5. You have a competing offer Nothing creates urgency like "I'm also considering XYZ Brokerage." Have a real alternative—don't bluff.
Lower-Leverage Situations
New agents (first 2 years): You're still proving yourself. Focus on training and support value, not split optimization.
Agents with gaps in production: A slow year weakens your position. Rebuild momentum before negotiating.
Agents who've job-hopped frequently: Multiple moves in 3 years looks like instability. Brokers will be less flexible.
The Actual Conversation: A Framework
Here's a practical script that works without being adversarial.
Step 1: Do Your Homework
Before any negotiation, know: - Your production numbers (last 12 months, last 24 months, trajectory) - What competing brokerages offer - The specific fee structure of the target brokerage - What you actually need (support, technology, leads, flexibility)
Step 2: Lead With Value
Don't start with "I want a better split." Start with what you bring.
"I closed $4.2 million last year, with an average of 45 days on market for my listings. I'm looking for a brokerage where I can grow that to $6 million. Here's what I need to make that happen..."
Step 3: Ask, Don't Demand
"What flexibility do you have on the split structure for agents with my production level?"
This opens dialogue without creating confrontation. Let them make the first counter-offer.
Step 4: Negotiate the Package, Not Just the Split
If they won't budge on split percentage, negotiate: - Waived or reduced desk fees - Lower transaction fees - Better lead allocation - Marketing budget - Reduced franchise fee pass-through - Cap on annual fees
Sometimes $200/month off desk fees is worth more than a 5% split improvement.
Step 5: Get It In Writing
Verbal agreements mean nothing. Any negotiated terms should be documented in your Independent Contractor Agreement before you sign.
The Texas-Specific Angle
Texas has unique factors that affect commission negotiations:
TREC Disclosure Requirements
Texas Real Estate Commission rules require clear disclosure of all fees. Use this—ask for a complete fee schedule in writing before committing.

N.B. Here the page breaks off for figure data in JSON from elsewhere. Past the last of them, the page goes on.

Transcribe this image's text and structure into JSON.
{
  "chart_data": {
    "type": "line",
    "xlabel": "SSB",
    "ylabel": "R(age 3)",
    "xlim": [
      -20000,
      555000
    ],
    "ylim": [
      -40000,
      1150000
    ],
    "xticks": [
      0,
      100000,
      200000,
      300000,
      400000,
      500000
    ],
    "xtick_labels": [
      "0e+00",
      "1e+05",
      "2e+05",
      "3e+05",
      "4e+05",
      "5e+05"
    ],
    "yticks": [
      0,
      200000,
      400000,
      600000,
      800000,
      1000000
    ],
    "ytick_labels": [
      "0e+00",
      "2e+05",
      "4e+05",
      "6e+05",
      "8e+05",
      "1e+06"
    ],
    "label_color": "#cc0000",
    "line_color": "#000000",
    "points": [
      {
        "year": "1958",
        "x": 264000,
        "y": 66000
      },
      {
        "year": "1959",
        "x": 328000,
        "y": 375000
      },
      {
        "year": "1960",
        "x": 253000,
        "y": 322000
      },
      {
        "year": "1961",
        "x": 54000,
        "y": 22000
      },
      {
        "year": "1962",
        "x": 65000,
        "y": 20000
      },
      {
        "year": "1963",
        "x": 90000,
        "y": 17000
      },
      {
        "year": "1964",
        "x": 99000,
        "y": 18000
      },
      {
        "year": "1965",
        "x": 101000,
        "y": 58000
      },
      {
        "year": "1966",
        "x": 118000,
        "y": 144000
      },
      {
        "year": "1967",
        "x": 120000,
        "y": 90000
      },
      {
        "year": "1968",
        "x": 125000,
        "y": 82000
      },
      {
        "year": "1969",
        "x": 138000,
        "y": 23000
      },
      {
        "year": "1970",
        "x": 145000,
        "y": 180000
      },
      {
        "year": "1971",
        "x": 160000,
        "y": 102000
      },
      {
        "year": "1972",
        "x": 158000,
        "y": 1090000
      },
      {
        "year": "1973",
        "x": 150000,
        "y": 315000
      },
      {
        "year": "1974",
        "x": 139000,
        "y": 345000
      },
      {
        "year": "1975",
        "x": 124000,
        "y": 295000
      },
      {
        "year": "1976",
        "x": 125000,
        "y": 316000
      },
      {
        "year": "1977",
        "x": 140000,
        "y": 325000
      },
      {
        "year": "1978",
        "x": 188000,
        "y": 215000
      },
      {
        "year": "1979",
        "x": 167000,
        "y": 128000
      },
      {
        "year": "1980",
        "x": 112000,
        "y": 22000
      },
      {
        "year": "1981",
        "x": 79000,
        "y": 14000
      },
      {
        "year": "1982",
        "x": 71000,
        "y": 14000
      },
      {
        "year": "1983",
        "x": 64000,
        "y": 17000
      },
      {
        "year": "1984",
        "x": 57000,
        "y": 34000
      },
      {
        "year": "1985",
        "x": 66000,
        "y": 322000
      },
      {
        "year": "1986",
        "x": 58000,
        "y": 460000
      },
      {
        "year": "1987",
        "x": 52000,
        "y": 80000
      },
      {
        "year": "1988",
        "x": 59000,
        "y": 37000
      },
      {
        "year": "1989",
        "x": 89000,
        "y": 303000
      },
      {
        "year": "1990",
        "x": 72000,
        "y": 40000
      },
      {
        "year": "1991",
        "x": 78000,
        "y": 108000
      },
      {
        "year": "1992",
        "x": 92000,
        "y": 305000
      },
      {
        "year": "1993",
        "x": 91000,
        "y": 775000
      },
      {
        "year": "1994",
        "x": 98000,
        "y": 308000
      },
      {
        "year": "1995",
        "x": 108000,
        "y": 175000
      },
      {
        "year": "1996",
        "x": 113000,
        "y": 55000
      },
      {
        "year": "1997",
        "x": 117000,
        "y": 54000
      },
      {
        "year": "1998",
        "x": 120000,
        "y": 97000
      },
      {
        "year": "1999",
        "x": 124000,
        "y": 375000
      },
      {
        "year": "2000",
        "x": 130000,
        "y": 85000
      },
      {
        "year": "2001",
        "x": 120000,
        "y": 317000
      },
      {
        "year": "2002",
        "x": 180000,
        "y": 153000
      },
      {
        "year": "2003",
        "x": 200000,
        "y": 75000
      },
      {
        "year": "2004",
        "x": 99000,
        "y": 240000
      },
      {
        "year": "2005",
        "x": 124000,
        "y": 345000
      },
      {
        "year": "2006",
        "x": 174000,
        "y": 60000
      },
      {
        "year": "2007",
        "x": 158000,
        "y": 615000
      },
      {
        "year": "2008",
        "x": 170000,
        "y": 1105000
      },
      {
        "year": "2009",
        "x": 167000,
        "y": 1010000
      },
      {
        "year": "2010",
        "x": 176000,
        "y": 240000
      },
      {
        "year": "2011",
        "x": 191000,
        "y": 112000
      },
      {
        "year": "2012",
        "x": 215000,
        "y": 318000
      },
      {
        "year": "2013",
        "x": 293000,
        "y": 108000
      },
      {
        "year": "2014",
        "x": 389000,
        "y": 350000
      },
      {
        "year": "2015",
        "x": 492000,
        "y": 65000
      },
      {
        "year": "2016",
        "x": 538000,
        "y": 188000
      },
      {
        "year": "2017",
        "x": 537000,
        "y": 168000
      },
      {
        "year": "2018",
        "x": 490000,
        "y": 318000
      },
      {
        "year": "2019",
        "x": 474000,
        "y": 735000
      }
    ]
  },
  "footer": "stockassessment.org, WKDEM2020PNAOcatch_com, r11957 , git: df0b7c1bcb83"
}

No State Income Tax Advantage
Texas agents keep more of every dollar earned compared to agents in California, New York, or other high-tax states. This makes the actual split percentage even more impactful. A 5% difference on $150,000 gross commission is $7,500 in your pocket—with no state income tax bite.
Market Velocity Matters
In hot Texas metros (Austin suburbs, DFW growth corridors, Houston Energy Corridor), transaction volume is high. Agents who can close quickly are valuable—use that in your negotiation.

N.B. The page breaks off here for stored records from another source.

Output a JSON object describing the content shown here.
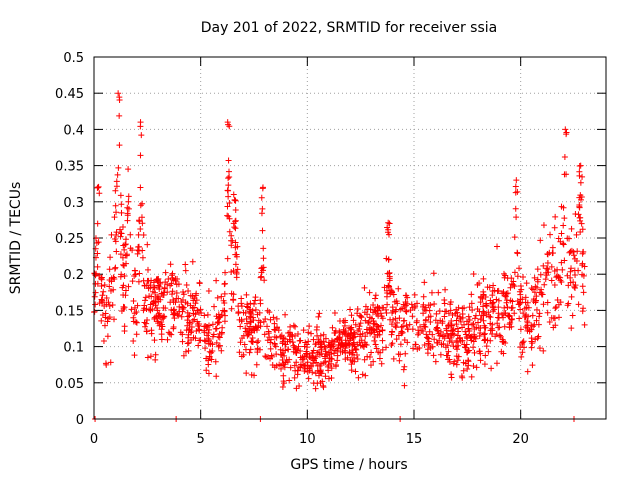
{
  "chart_data": {
    "type": "scatter",
    "title": "Day 201 of 2022, SRMTID for receiver ssia",
    "xlabel": "GPS time / hours",
    "ylabel": "SRMTID / TECUs",
    "xlim": [
      0,
      24
    ],
    "ylim": [
      0,
      0.5
    ],
    "xticks": [
      0,
      5,
      10,
      15,
      20
    ],
    "xtick_labels": [
      "0",
      "5",
      "10",
      "15",
      "20"
    ],
    "yticks": [
      0,
      0.05,
      0.1,
      0.15,
      0.2,
      0.25,
      0.3,
      0.35,
      0.4,
      0.45,
      0.5
    ],
    "ytick_labels": [
      "0",
      "0.05",
      "0.1",
      "0.15",
      "0.2",
      "0.25",
      "0.3",
      "0.35",
      "0.4",
      "0.45",
      "0.5"
    ],
    "grid": true,
    "marker": "+",
    "series_color": "#ff0000",
    "zero_markers_x": [
      0.05,
      3.85,
      7.8,
      14.35,
      22.5
    ],
    "trend": [
      [
        0.0,
        0.17
      ],
      [
        0.5,
        0.15
      ],
      [
        1.0,
        0.19
      ],
      [
        1.5,
        0.18
      ],
      [
        2.0,
        0.16
      ],
      [
        2.5,
        0.15
      ],
      [
        3.0,
        0.16
      ],
      [
        3.5,
        0.155
      ],
      [
        4.0,
        0.15
      ],
      [
        4.5,
        0.14
      ],
      [
        5.0,
        0.12
      ],
      [
        5.5,
        0.11
      ],
      [
        6.0,
        0.13
      ],
      [
        6.5,
        0.14
      ],
      [
        7.0,
        0.13
      ],
      [
        7.5,
        0.12
      ],
      [
        8.0,
        0.11
      ],
      [
        8.5,
        0.105
      ],
      [
        9.0,
        0.1
      ],
      [
        9.5,
        0.09
      ],
      [
        10.0,
        0.085
      ],
      [
        10.5,
        0.09
      ],
      [
        11.0,
        0.095
      ],
      [
        11.5,
        0.1
      ],
      [
        12.0,
        0.105
      ],
      [
        12.5,
        0.11
      ],
      [
        13.0,
        0.12
      ],
      [
        13.5,
        0.13
      ],
      [
        14.0,
        0.14
      ],
      [
        14.5,
        0.125
      ],
      [
        15.0,
        0.13
      ],
      [
        15.5,
        0.13
      ],
      [
        16.0,
        0.125
      ],
      [
        16.5,
        0.12
      ],
      [
        17.0,
        0.115
      ],
      [
        17.5,
        0.12
      ],
      [
        18.0,
        0.125
      ],
      [
        18.5,
        0.14
      ],
      [
        19.0,
        0.155
      ],
      [
        19.5,
        0.16
      ],
      [
        20.0,
        0.155
      ],
      [
        20.5,
        0.13
      ],
      [
        21.0,
        0.17
      ],
      [
        21.5,
        0.19
      ],
      [
        22.0,
        0.2
      ],
      [
        22.5,
        0.21
      ],
      [
        23.0,
        0.19
      ]
    ],
    "spikes": [
      {
        "x": 0.2,
        "peak": 0.32,
        "width": 0.25
      },
      {
        "x": 1.15,
        "peak": 0.45,
        "width": 0.3
      },
      {
        "x": 1.6,
        "peak": 0.3,
        "width": 0.25
      },
      {
        "x": 2.2,
        "peak": 0.41,
        "width": 0.25
      },
      {
        "x": 6.3,
        "peak": 0.41,
        "width": 0.3
      },
      {
        "x": 6.6,
        "peak": 0.31,
        "width": 0.25
      },
      {
        "x": 7.9,
        "peak": 0.32,
        "width": 0.2
      },
      {
        "x": 13.8,
        "peak": 0.27,
        "width": 0.2
      },
      {
        "x": 19.8,
        "peak": 0.33,
        "width": 0.15
      },
      {
        "x": 22.1,
        "peak": 0.4,
        "width": 0.2
      },
      {
        "x": 22.8,
        "peak": 0.35,
        "width": 0.2
      }
    ],
    "time_span_hours": [
      0,
      23
    ]
  }
}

Independent Contractor Reality
Under Texas law, real estate agents are independent contractors. You're not an employee accepting a salary—you're a business owner negotiating a business relationship. Act like it.

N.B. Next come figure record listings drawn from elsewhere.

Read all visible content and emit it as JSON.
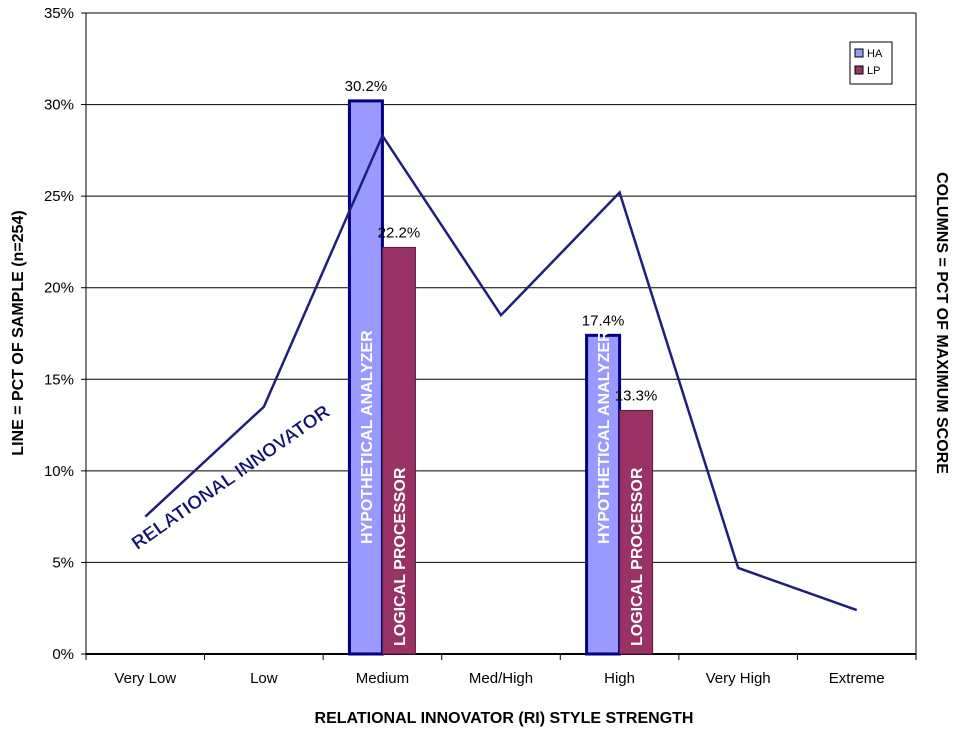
{
  "chart_data": {
    "type": "bar",
    "categories": [
      "Very Low",
      "Low",
      "Medium",
      "Med/High",
      "High",
      "Very High",
      "Extreme"
    ],
    "ylim": [
      0,
      35
    ],
    "yticks": [
      "0%",
      "5%",
      "10%",
      "15%",
      "20%",
      "25%",
      "30%",
      "35%"
    ],
    "ylabel": "LINE = PCT OF SAMPLE (n=254)",
    "y2label": "COLUMNS  =  PCT OF MAXIMUM SCORE",
    "xlabel": "RELATIONAL INNOVATOR (RI) STYLE STRENGTH",
    "grid": true,
    "legend_position": "top-right",
    "series": [
      {
        "name": "HA",
        "kind": "bar",
        "color": "#9999ff",
        "values": [
          null,
          null,
          30.2,
          null,
          17.4,
          null,
          null
        ],
        "labels": [
          "",
          "",
          "30.2%",
          "",
          "17.4%",
          "",
          ""
        ],
        "bar_text": "HYPOTHETICAL ANALYZER"
      },
      {
        "name": "LP",
        "kind": "bar",
        "color": "#993366",
        "values": [
          null,
          null,
          22.2,
          null,
          13.3,
          null,
          null
        ],
        "labels": [
          "",
          "",
          "22.2%",
          "",
          "13.3%",
          "",
          ""
        ],
        "bar_text": "LOGICAL PROCESSOR"
      },
      {
        "name": "",
        "kind": "line",
        "color": "#1f1f7a",
        "values": [
          7.5,
          13.5,
          28.3,
          18.5,
          25.2,
          4.7,
          2.4
        ]
      }
    ],
    "annotations": [
      {
        "text": "RELATIONAL INNOVATOR",
        "category": "Very Low",
        "value": 8.5
      }
    ]
  }
}
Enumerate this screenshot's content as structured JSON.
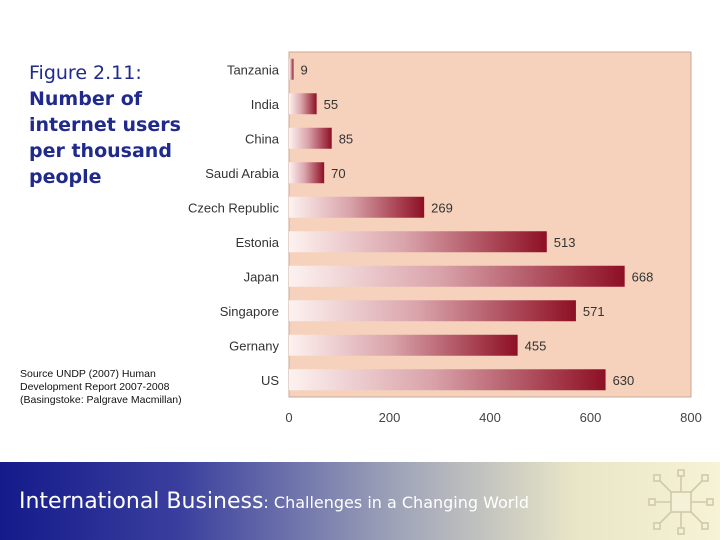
{
  "caption": {
    "figure_number": "Figure 2.11:",
    "title": "Number of internet users per thousand people"
  },
  "source_note": "Source UNDP (2007) Human Development Report 2007-2008 (Basingstoke: Palgrave Macmillan)",
  "footer": {
    "title_main": "International Business",
    "title_sub": ": Challenges in a Changing World",
    "logo_icon": "network-hub-icon"
  },
  "colors": {
    "plot_background": "#f6d2bd",
    "bar_start": "#fdf2f0",
    "bar_end": "#8e0f24",
    "caption_text": "#1f2a8c",
    "footer_start": "#141a8a",
    "footer_end": "#f6f3d6"
  },
  "chart_data": {
    "type": "bar",
    "orientation": "horizontal",
    "categories": [
      "Tanzania",
      "India",
      "China",
      "Saudi Arabia",
      "Czech Republic",
      "Estonia",
      "Japan",
      "Singapore",
      "Gernany",
      "US"
    ],
    "values": [
      9,
      55,
      85,
      70,
      269,
      513,
      668,
      571,
      455,
      630
    ],
    "value_labels": [
      "9",
      "55",
      "85",
      "70",
      "269",
      "513",
      "668",
      "571",
      "455",
      "630"
    ],
    "xlim": [
      0,
      800
    ],
    "xticks": [
      0,
      200,
      400,
      600,
      800
    ],
    "xtick_labels": [
      "0",
      "200",
      "400",
      "600",
      "800"
    ],
    "grid": false,
    "legend": "none"
  }
}
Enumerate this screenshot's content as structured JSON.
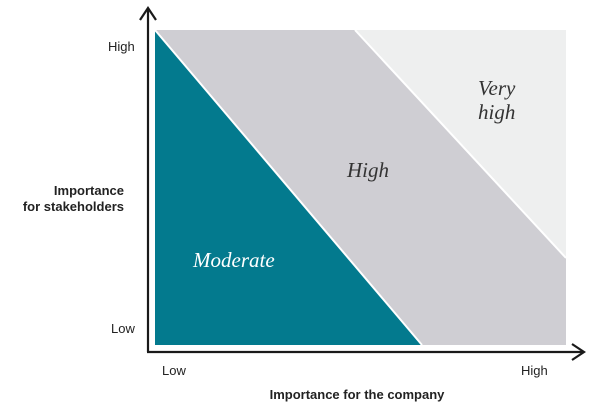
{
  "diagram": {
    "x_axis": {
      "title": "Importance for the company",
      "low_label": "Low",
      "high_label": "High"
    },
    "y_axis": {
      "title_line1": "Importance",
      "title_line2": "for stakeholders",
      "low_label": "Low",
      "high_label": "High"
    },
    "regions": {
      "moderate": {
        "label": "Moderate",
        "color": "#037a8e",
        "text_color": "#ffffff"
      },
      "high": {
        "label": "High",
        "color": "#cfced3",
        "text_color": "#333333"
      },
      "very_high": {
        "label_line1": "Very",
        "label_line2": "high",
        "color": "#eeefef",
        "text_color": "#333333"
      }
    },
    "axis_color": "#1a1a1a"
  }
}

What This Means for Your Business
Here's where I'll be direct.
Run your numbers for the next 12 months: - Project your likely transaction count and volume - Calculate your gross commission - Apply your current split and fee structure - Compare to two alternative models
Example for an agent doing 15 transactions at $340,000 average:
| Model | Gross Commission | Split/Fees | Take-Home |
|---|---|---|---|
| 70/30 + $500/mo fees + $400 transaction | $153,000 | $45,900 + $6,000 + $6,000 | $95,100 |
| 80/20 + $300/mo fees + $300 transaction | $153,000 | $30,600 + $3,600 + $4,500 | $114,300 |
| 100% flat fee ($500/mo + $350/transaction) | $153,000 | $6,000 + $5,250 | $141,750 |
The difference between the worst and best scenario? $46,650 per year.
That's not a rounding error. That's a real estate investing fund. That's your kid's college account. That's the difference between grinding and building wealth.
Bottom Line
- Commission splits in Texas are negotiable—always have the conversation
- Calculate total cost, not just split percentage—fees stack up fast
- Leverage matters—time your move when you have negotiating power
- 100% commission models often net more for producing agents ($10M+/year volume)
- Get everything in writing before signing your ICA
- Your take-home is the only number that matters—focus on that
You control your career. The brokerage needs agents who close deals. That's leverage—use it.